Dario Fo a ‘Quelli che il Calcio’: “Un popolo senza satira è un popolo morto”

Dario Fo a ‘Quelli che il Calcio’ – Ieri Dario Fo, ospite a ‘Quelli che il Calcio‘, ha raccontato: “Nella mia vita ho realizzato 4.500 tra disegni, dipinti, incisioni, bozetti ecc. A casa occupano un piano intero dell’abitazione”. Questo è quanto svelato dal Premio Nobel per la letteratura, parlando della sua mostra allestita in questi giorni a Palazzo Reale di Milano fino al 3 giugno: “è il sogno di una vita, dopo 60 anni di carriera, realizzare quella che è la mostra più importante di Milano e probabilmente d’Italia , 2000 mq di esposizione”. Alla domanda della conduttrice Victoria Cabello: “Si dice che la satira sia in crisi. Cosa ne pensi?” Fo ha risposto: “Non credo che la satira sia in crisi, è la politica che cerca di distruggere la satira mettendola in crisi… la satira è l’intelligenza dell’uomo, un popolo senza satira è un popolo morto”. “Progetti per il futuro?”, ha incalzato la Cabello. “Sì – continua Dario Fo – mi hanno proposto di allestire la mostra in Inghilterra e a New York.’.

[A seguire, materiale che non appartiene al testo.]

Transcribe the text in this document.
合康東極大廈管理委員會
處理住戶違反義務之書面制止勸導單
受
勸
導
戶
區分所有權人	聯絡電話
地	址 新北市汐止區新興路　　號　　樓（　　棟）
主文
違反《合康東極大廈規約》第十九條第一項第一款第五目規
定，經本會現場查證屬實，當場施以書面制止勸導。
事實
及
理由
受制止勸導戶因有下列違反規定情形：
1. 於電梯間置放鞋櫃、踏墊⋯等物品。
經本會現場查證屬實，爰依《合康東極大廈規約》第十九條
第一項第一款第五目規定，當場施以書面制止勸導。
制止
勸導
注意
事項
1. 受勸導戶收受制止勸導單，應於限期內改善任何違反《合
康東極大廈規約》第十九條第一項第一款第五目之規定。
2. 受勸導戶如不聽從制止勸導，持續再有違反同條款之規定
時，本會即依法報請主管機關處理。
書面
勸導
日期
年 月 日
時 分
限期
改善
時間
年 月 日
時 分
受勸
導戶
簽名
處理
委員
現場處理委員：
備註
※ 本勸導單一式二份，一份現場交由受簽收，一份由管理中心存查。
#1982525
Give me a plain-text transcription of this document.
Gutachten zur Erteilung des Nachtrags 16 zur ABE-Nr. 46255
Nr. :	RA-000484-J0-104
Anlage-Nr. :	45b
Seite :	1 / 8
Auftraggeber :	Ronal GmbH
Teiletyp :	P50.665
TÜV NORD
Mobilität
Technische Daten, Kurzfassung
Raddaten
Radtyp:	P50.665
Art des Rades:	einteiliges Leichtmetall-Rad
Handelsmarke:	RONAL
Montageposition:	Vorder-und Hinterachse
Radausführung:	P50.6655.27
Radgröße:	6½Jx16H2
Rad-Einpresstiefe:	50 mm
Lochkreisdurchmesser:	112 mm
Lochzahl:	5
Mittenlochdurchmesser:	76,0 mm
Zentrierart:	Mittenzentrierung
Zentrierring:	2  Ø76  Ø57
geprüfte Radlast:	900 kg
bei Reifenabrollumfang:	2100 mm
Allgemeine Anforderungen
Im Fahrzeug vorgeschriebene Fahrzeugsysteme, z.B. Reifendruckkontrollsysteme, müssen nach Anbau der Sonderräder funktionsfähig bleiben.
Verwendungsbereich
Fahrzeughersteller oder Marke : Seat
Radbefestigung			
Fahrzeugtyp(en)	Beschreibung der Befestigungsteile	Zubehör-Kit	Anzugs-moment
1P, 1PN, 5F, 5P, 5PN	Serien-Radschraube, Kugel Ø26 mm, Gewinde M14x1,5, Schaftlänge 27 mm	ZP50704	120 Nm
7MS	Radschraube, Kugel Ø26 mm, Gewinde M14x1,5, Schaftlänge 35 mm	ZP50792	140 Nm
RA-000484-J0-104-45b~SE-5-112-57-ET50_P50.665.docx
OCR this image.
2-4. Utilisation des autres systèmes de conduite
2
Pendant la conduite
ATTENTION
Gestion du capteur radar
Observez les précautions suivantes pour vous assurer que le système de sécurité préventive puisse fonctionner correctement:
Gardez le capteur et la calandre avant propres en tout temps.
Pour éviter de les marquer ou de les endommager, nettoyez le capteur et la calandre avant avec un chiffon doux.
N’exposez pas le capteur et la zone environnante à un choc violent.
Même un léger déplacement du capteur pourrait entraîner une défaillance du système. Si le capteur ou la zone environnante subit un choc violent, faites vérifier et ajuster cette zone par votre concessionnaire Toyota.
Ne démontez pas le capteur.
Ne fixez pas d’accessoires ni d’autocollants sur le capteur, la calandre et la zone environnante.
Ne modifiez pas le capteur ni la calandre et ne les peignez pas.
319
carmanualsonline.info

“Lazzi, Sberleffi, Dipinti” – La mostra allestita da Fo a Milano si intitola “Lazzi, Sberleffi, Dipinti”, ed è un omaggio alla sua sterminata produzione pittorica e figurativa (oltre 400 elementi, tra quadri, arazzi, collages, maschere e costumi di scena). Un percorso espositivo curato da Felice Cappa, che inizia dalla grande tradizione della satira politica-popolare (di cui Fo è grande ammiratore e debitore) e raggiunge il culmine nelle grandi tele “parlanti”, presentate apposta per l’occasione. Durante l’inaugurazione, avvenuta la scorsa settimana, l’artista e Premio Nobel ha ricevuto e ascoltato una delegazione del Teatro Derby, storico luogo della cultura milanese ormai destinato alla chiusura. Davanti all’Assessore alla Cultura Stefano Boeri, Fo ha espresso tutto il suo appoggio ad uno dei luoghi storici della tradizione teatrale meneghina. Chissà che le parole di un premio Nobel non abbiano più peso di alcune decine di addetti ai lavori.